Chauffer pour conserver
Comme le lait ou la bière sans alcool, le vin désalcoolisé est pasteurisé. Un procédé couplé à un mécanisme de cryocompression et de dépressurisation qui doit se faire une fois le vin mis en bouteille, de quoi complexifier les choses : « Nous avons fait éclater plusieurs dizaines de bouchons avant de trouver une solution », se remémore Maxime Dizerens avant d’ajouter que pour tâcher de conserver l’âme des cépages d’origines, il a collaboré avec une société valaisanne qui a développé une technologie de désalcoolisation novatrice, alliant tradition et innovation.
Pour respecter les exigences commerciales, les vins désalcoolisés issus de l’exploitation viticole de Lutry sont contrôlés par un laboratoire indépendant. A noter que ces vins désalcoolisés ne possèdent pas d’étiquettes calorifiques, étant donné qu’ils sont reconnus comme vins et non comme boissons aromatisées. « Comme pour la bière, il est pour l’heure impossible d’obtenir un vin désalcoolisé ne présentant aucune trace d’alcool. Seules les boissons aromatisées affichent réellement un taux de zéro pour cent d’alcool puisque ces produits ne partent pas des mêmes bases ». Toutefois, la législation peine à suivre cette évolution, et les consommateurs doivent faire attention aux étiquettes trompeuses : « Un vin sans alcool n’est pas forcément un vin désalcoolisé. »
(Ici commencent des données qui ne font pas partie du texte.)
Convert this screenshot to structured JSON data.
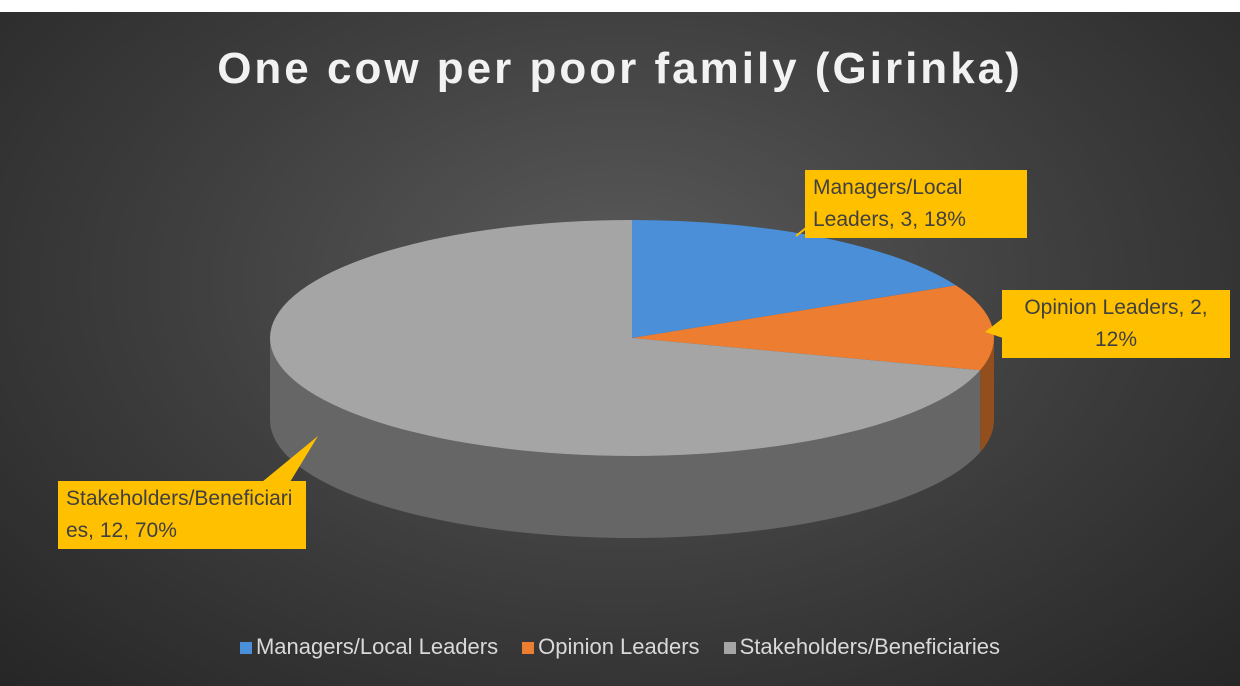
{
  "chart_data": {
    "type": "pie",
    "title": "One cow per poor family (Girinka)",
    "categories": [
      "Managers/Local Leaders",
      "Opinion Leaders",
      "Stakeholders/Beneficiaries"
    ],
    "values": [
      3,
      2,
      12
    ],
    "value_labels": [
      "Managers/Local Leaders, 3, 18%",
      "Opinion Leaders, 2, 12%",
      "Stakeholders/Beneficiaries, 12, 70%"
    ],
    "colors": [
      "#4a8fd8",
      "#ed7d31",
      "#a5a5a5"
    ],
    "legend": "bottom"
  }
}
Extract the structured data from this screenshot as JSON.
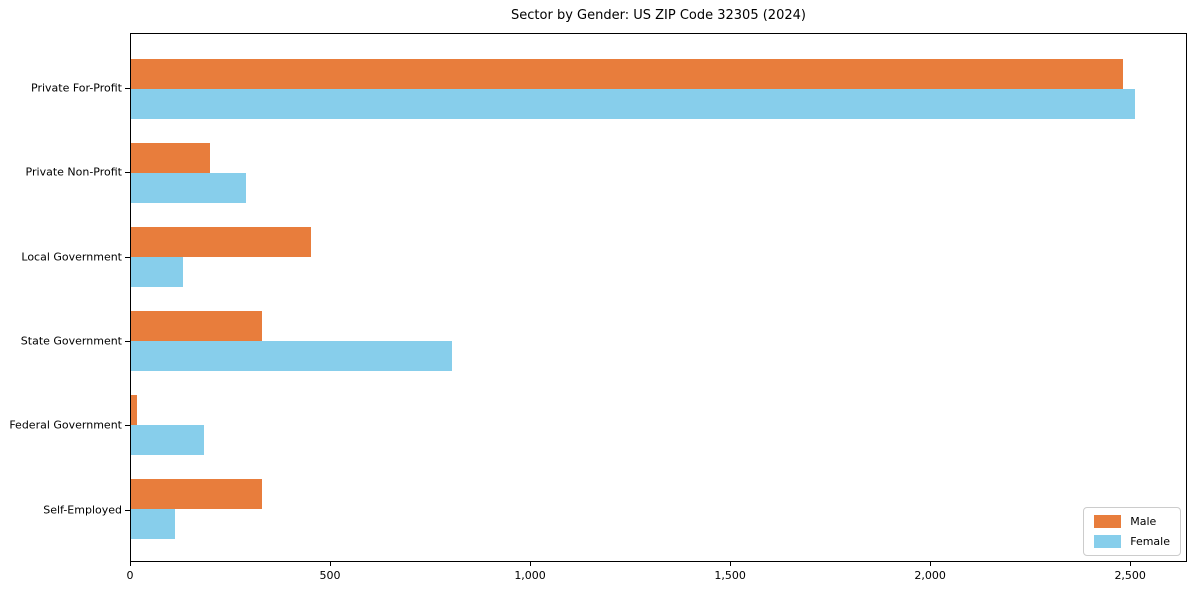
{
  "title": "Sector by Gender: US ZIP Code 32305 (2024)",
  "chart_data": {
    "type": "bar",
    "orientation": "horizontal",
    "title": "Sector by Gender: US ZIP Code 32305 (2024)",
    "categories": [
      "Private For-Profit",
      "Private Non-Profit",
      "Local Government",
      "State Government",
      "Federal Government",
      "Self-Employed"
    ],
    "series": [
      {
        "name": "Male",
        "color": "#e87d3c",
        "values": [
          2485,
          198,
          450,
          328,
          15,
          328
        ]
      },
      {
        "name": "Female",
        "color": "#87ceeb",
        "values": [
          2515,
          288,
          130,
          805,
          183,
          110
        ]
      }
    ],
    "xlabel": "",
    "ylabel": "",
    "xlim": [
      0,
      2642
    ],
    "x_ticks": [
      0,
      500,
      1000,
      1500,
      2000,
      2500
    ],
    "x_tick_labels": [
      "0",
      "500",
      "1,000",
      "1,500",
      "2,000",
      "2,500"
    ],
    "grid": false,
    "legend_position": "lower right"
  },
  "legend": {
    "items": [
      {
        "label": "Male",
        "color": "#e87d3c"
      },
      {
        "label": "Female",
        "color": "#87ceeb"
      }
    ]
  }
}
Avec l’émergence de vins désalcoolisés en Suisse romande, les vignerons s’adaptent à des habitudes de consommation en pleine évolution. En proposant des produits sans alcool ou très faiblement alcoolisé, mais issus de méthodes de vinification traditionnelles, ils répondent à une demande croissante tout en préservant l’authenticité et la qualité de leur savoir-faire. L’avenir nous dira si ces produits permettront d’augmenter (ou du moins infléchir) la consommation globale de vin.